Jodoli stepped aside and again Soldier’s Boy copied him. Dasie’s feeders worked with efficiency that was still respectful. With a sharp knife, one man cut her clothing from the nape of her neck to the small of her back. Several of her guards stepped forward to help drag her limp weight from the travois to the selected tree. Just before they set her with her back to the tree, one of her feeders ran his knife from the back of her head down her spine to the divide of her buttocks. The slash exposed meat but no blood flowed. With chill efficiency, the man opened the slash wider. Then, as they placed her against the tree, he worked to snug the open wound as firmly as he could against the tree’s bark. Jodoli spoke very softly. “Sometimes, in winter, when the trees sleep deeply, the touch of blood against the bark will waken them. So we hope for Dasie.”
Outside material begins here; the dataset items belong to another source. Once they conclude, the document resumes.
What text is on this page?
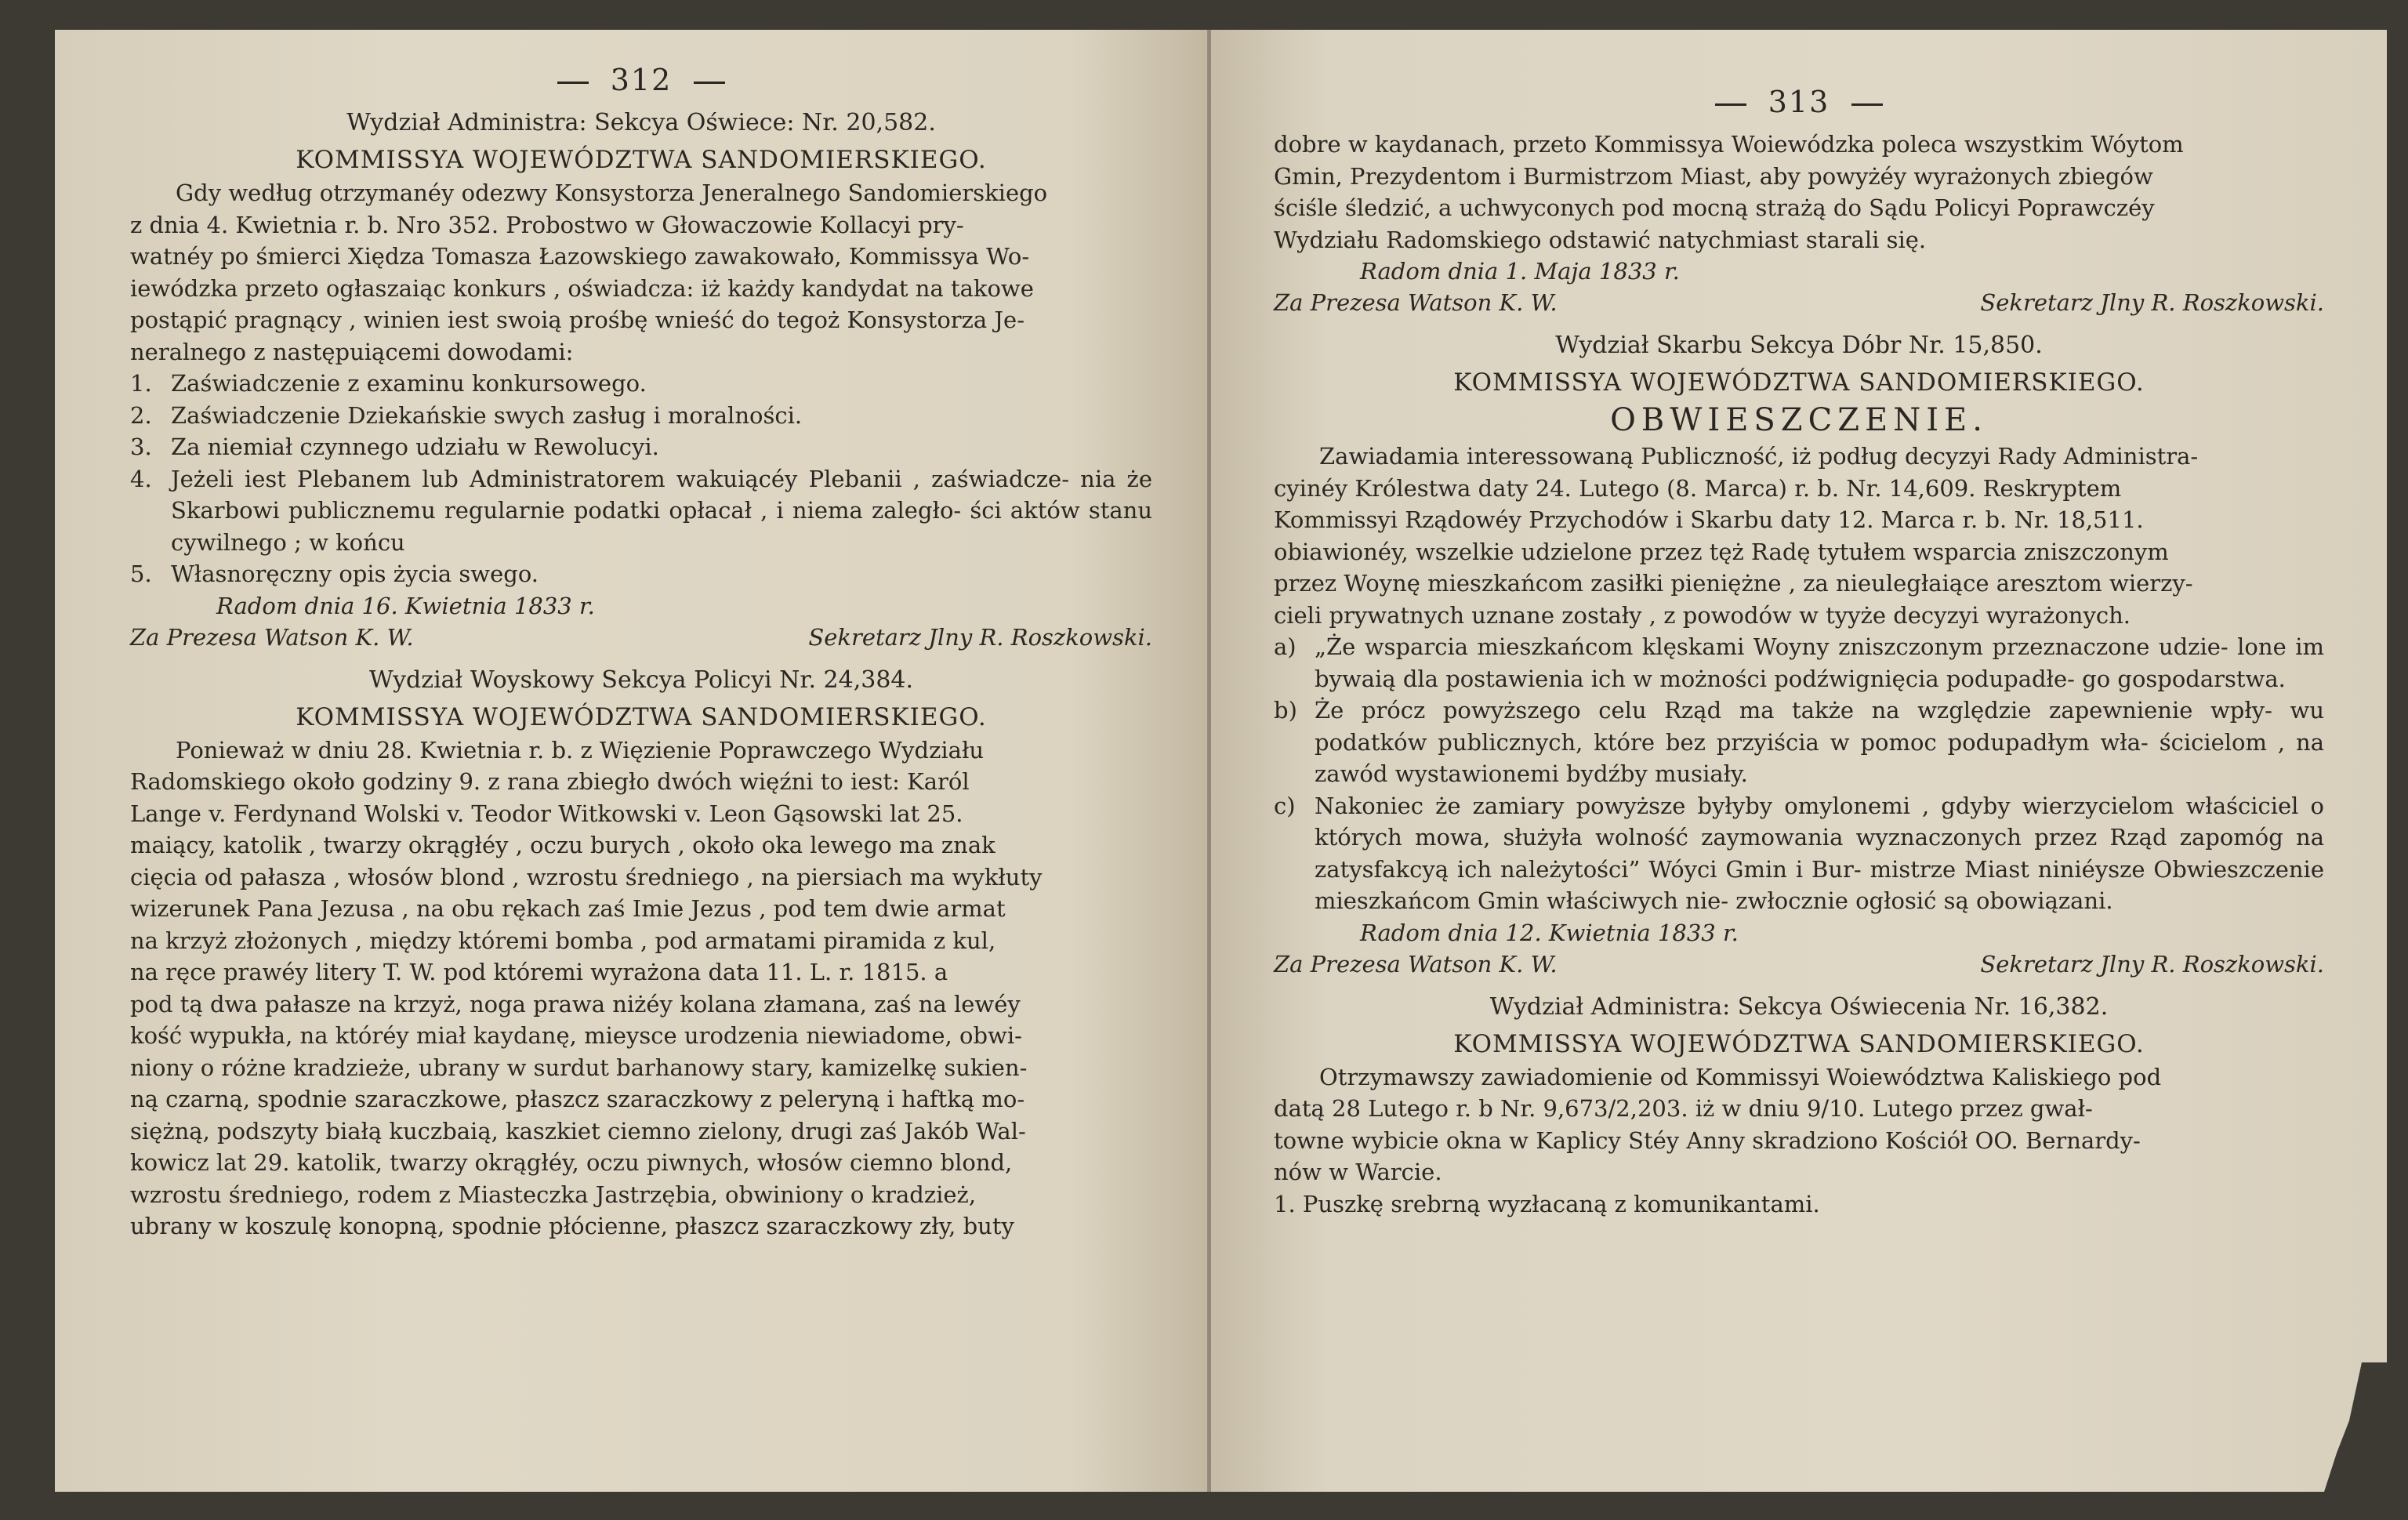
312

Wydział Administra: Sekcya Oświece: Nr. 20,582.

KOMMISSYA WOJEWÓDZTWA SANDOMIERSKIEGO.

Gdy według otrzymanéy odezwy Konsystorza Jeneralnego Sandomierskiego
z dnia 4. Kwietnia r. b. Nro 352. Probostwo w Głowaczowie Kollacyi pry-
watnéy po śmierci Xiędza Tomasza Łazowskiego zawakowało, Kommissya Wo-
iewódzka przeto ogłaszaiąc konkurs , oświadcza: iż każdy kandydat na takowe
postąpić pragnący , winien iest swoią prośbę wnieść do tegoż Konsystorza Je-
neralnego z następuiącemi dowodami:
1. Zaświadczenie z examinu konkursowego.
2. Zaświadczenie Dziekańskie swych zasług i moralności.
3. Za niemiał czynnego udziału w Rewolucyi.
4. Jeżeli iest Plebanem lub Administratorem wakuiącéy Plebanii , zaświadcze- nia że Skarbowi publicznemu regularnie podatki opłacał , i niema zaległo- ści aktów stanu cywilnego ; w końcu
5. Własnoręczny opis życia swego.

Radom dnia 16. Kwietnia 1833 r.

Za Prezesa Watson K. W.	Sekretarz Jlny R. Roszkowski.

Wydział Woyskowy Sekcya Policyi Nr. 24,384.

KOMMISSYA WOJEWÓDZTWA SANDOMIERSKIEGO.

Ponieważ w dniu 28. Kwietnia r. b. z Więzienie Poprawczego Wydziału
Radomskiego około godziny 9. z rana zbiegło dwóch więźni to iest: Karól
Lange v. Ferdynand Wolski v. Teodor Witkowski v. Leon Gąsowski lat 25.
maiący, katolik , twarzy okrągłéy , oczu burych , około oka lewego ma znak
cięcia od pałasza , włosów blond , wzrostu średniego , na piersiach ma wykłuty
wizerunek Pana Jezusa , na obu rękach zaś Imie Jezus , pod tem dwie armat
na krzyż złożonych , między któremi bomba , pod armatami piramida z kul,
na ręce prawéy litery T. W. pod któremi wyrażona data 11. L. r. 1815. a
pod tą dwa pałasze na krzyż, noga prawa niżéy kolana złamana, zaś na lewéy
kość wypukła, na któréy miał kaydanę, mieysce urodzenia niewiadome, obwi-
niony o różne kradzieże, ubrany w surdut barhanowy stary, kamizelkę sukien-
ną czarną, spodnie szaraczkowe, płaszcz szaraczkowy z peleryną i haftką mo-
siężną, podszyty białą kuczbaią, kaszkiet ciemno zielony, drugi zaś Jakób Wal-
kowicz lat 29. katolik, twarzy okrągłéy, oczu piwnych, włosów ciemno blond,
wzrostu średniego, rodem z Miasteczka Jastrzębia, obwiniony o kradzież,
ubrany w koszulę konopną, spodnie płócienne, płaszcz szaraczkowy zły, buty
313
dobre w kaydanach, przeto Kommissya Woiewódzka poleca wszystkim Wóytom
Gmin, Prezydentom i Burmistrzom Miast, aby powyżéy wyrażonych zbiegów
ściśle śledzić, a uchwyconych pod mocną strażą do Sądu Policyi Poprawczéy
Wydziału Radomskiego odstawić natychmiast starali się.

Radom dnia 1. Maja 1833 r.

Za Prezesa Watson K. W.	Sekretarz Jlny R. Roszkowski.

Wydział Skarbu Sekcya Dóbr Nr. 15,850.

KOMMISSYA WOJEWÓDZTWA SANDOMIERSKIEGO.

OBWIESZCZENIE.

Zawiadamia interessowaną Publiczność, iż podług decyzyi Rady Administra-
cyinéy Królestwa daty 24. Lutego (8. Marca) r. b. Nr. 14,609. Reskryptem
Kommissyi Rządowéy Przychodów i Skarbu daty 12. Marca r. b. Nr. 18,511.
obiawionéy, wszelkie udzielone przez tęż Radę tytułem wsparcia zniszczonym
przez Woynę mieszkańcom zasiłki pieniężne , za nieuległaiące aresztom wierzy-
cieli prywatnych uznane zostały , z powodów w tyyże decyzyi wyrażonych.
a) „Że wsparcia mieszkańcom klęskami Woyny zniszczonym przeznaczone udzie- lone im bywaią dla postawienia ich w możności podźwignięcia podupadłe- go gospodarstwa.
b) Że prócz powyższego celu Rząd ma także na względzie zapewnienie wpły- wu podatków publicznych, które bez przyiścia w pomoc podupadłym wła- ścicielom , na zawód wystawionemi bydźby musiały.
c) Nakoniec że zamiary powyższe byłyby omylonemi , gdyby wierzycielom właściciel o których mowa, służyła wolność zaymowania wyznaczonych przez Rząd zapomóg na zatysfakcyą ich należytości” Wóyci Gmin i Bur- mistrze Miast niniéysze Obwieszczenie mieszkańcom Gmin właściwych nie- zwłocznie ogłosić są obowiązani.

Radom dnia 12. Kwietnia 1833 r.

Za Prezesa Watson K. W.	Sekretarz Jlny R. Roszkowski.

Wydział Administra: Sekcya Oświecenia Nr. 16,382.

KOMMISSYA WOJEWÓDZTWA SANDOMIERSKIEGO.

Otrzymawszy zawiadomienie od Kommissyi Woiewództwa Kaliskiego pod
datą 28 Lutego r. b Nr. 9,673/2,203. iż w dniu 9/10. Lutego przez gwał-
towne wybicie okna w Kaplicy Stéy Anny skradziono Kościół OO. Bernardy-
nów w Warcie.
1. Puszkę srebrną wyzłacaną z komunikantami.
They were binding her against the tree now, strapping her firmly in place with long strips of leather. Her legs were outstretched before her, and her arms tucked close to her body. One feeder secured her legs at the knees and ankles to keep them from spraddling while another finished tying her at throat and brow. When they were finished, they stepped back and waited in silence.

And waited.

There was a subtle tension building in that stillness. I was not sure what they were waiting for, but sensed the gravity of the moment. After an appreciable time had passed, one of her guard stepped forward. He met the eyes of her chief feeder and then offered his bared forearm and, in his other hand, a knife. “Perhaps fresh warm blood would awake—” he began, but in that moment, her other feeder gave a low and welcoming cry.

“There!” he exclaimed in relief. We all stared at Dasie’s body and I saw nothing at all. But a moment later, the corner of Dasie’s mouth twitched. I was not certain I had really seen it, but then her head subtly shifted.

Beside me, Jodoli breathed a sigh of relief. “The tree has welcomed her,” he proclaimed, and there was a flutter of movement among her feeders as they exchanged looks. Tears began to flow again, but they were like the tears shed when a difficult birth still yields a viable child. Anguish gives way to joy, and then to peace. Her feeders went quickly to work again. They shrouded her from head to toe in a woven blanket. This they doused with water from the waterskins and then shaped it to her body. “It will freeze that way,” Jodoli explained, “and seal her against the tree, so that scavengers do not carry off what rightfully belongs to the tree. This has gone better than I expected. I would have liked to see a livelier joining to the tree, but this is enough. Dasie has her tree.”

Her feeders and guards were busy again, now using the snow they had scraped away from around the tree to bury the wrapped body. Jodoli withdrew some little distance and Soldier’s Boy did likewise, but did not follow the Great Man. Instead, he walked to the clearing’s edge. He stared out into the pillared dimness of the forest canopied by the intersecting branches of the kaembra trees overhead. The day seemed darker when he turned his back to the little clearing, and the forest more mysterious. Almost he fancied he heard a soft voice calling him.

“Nevare. Neva-are.” A man’s voice. Soldier’s Boy turned his head rapidly from side to side, scanning the forest. He saw no one.

And then more clearly, “Never, you old sonovabitch, aren’t you going to say hello?”

Buel Hitch. His mocking tone was unmistakable.